If the measure passes, it is likely that fees would
remain at or near $15 per unit for many years. This is because at this level
the Legislature could only increase the fee if per capita personal income
exceeded 6.7 percent in any given year. (This has occurred just once in the
past 20 years.)
The revenue impact of a fee reduction under this
measure would depend on the fee level that would have existed without this
measure. If the fee level would have otherwise remained at its current
amount ($20 per unit), the community colleges would collect about
$70 million less in annual student fee revenue as a result of this measure.
The State Constitution currently references the
community colleges in various financial contexts (such as their eligibility
for Proposition 98 funds), but it does not formally establish or define the
community colleges. This has been done instead through laws adopted by the
Legislature. Under current laws, the community colleges are operated by
districts that are governed by locally elected Boards of Trustees. The state
provides these governing boards with significant autonomy in matters such
- Determining course offerings.
- Hiring and compensating campus staff.
- Managing district property.
The Board of Governors (BOG) of the California
Community Colleges oversees the statewide system. Key functions of BOG
- Setting minimum standards for districts (such as
student graduation requirements).
- Coordinating statewide programs.
- Providing technical assistance to the districts.

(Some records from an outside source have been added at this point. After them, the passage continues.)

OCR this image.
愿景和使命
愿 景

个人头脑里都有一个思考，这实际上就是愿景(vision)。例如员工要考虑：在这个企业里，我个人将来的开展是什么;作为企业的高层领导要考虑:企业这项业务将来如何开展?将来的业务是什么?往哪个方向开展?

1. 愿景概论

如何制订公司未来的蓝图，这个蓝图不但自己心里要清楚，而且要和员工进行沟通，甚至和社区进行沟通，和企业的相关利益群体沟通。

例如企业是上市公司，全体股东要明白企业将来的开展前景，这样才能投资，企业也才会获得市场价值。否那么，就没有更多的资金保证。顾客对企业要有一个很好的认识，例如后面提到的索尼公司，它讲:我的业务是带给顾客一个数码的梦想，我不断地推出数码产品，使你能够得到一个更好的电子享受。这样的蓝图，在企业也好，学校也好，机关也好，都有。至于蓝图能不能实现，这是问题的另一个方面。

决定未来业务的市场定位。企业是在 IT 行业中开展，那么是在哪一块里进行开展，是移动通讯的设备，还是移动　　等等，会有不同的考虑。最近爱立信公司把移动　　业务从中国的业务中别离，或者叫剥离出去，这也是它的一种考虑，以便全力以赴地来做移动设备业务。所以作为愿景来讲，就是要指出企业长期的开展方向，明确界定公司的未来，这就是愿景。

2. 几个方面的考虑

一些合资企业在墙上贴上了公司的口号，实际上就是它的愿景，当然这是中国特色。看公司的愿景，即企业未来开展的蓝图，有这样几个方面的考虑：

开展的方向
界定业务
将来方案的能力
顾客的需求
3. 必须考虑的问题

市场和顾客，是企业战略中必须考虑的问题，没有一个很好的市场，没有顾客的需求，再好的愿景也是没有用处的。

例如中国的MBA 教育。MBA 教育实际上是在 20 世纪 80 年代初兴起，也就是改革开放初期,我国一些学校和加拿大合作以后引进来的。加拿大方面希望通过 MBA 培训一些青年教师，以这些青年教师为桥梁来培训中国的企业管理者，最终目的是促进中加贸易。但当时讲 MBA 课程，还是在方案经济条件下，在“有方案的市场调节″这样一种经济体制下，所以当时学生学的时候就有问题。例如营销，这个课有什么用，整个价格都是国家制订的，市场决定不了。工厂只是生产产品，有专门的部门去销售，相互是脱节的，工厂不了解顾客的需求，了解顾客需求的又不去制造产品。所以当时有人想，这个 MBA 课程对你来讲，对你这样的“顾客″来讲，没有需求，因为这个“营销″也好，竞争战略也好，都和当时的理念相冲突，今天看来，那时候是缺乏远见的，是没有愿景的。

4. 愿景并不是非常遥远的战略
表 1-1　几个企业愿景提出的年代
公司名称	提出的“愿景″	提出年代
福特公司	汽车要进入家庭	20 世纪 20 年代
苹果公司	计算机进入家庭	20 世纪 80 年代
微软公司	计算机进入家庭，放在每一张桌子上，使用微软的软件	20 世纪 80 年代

- Appointing a chancellor to run day-to-day
operations and make recommendations on policy matters. (The chancellor’s
executive staff—deputy and vice chancellors—are appointed by the
The BOG consists of 17 members (16 voting and 1
nonvoting). The Governor appoints these members to terms of either two or
six years. Currently, the Governor is required to select 5 of the 17 members
from lists of persons approved by specified community college organizations
(such as faculty and staff groups).
The measure amends the State Constitution to formally
recognize the CCC system. For example, it specifies in the Constitution that
the community college system is a part of the state’s public school system,
and is made up of districts that are governed by locally elected boards.
Proposition 92 makes a number of changes affecting
BOG. For example, it amends the Constitution to increase the number of
members to 19 (all with voting rights). In addition, the measure amends
statute to require the Governor to appoint all BOG members from lists
provided by specified community college organizations.
The measure also gives BOG more control over its
staff and its budget. For example, it authorizes BOG (rather than the
Governor) to appoint and set compensation levels for executive officers.
Moreover, the measure gives BOG “full power” over how to spend funds
appropriated for its administrative expenses in the annual budget.
Proposition 92 does not change the current
responsibilities of BOG or its authority over community college districts.
This measure would not change the state’s authority
to appropriate funding for the BOG’s administrative budget. As a result, it
would not have any direct impact on state costs. The proposition, however,
would give BOG more control over whatever funds are provided to it.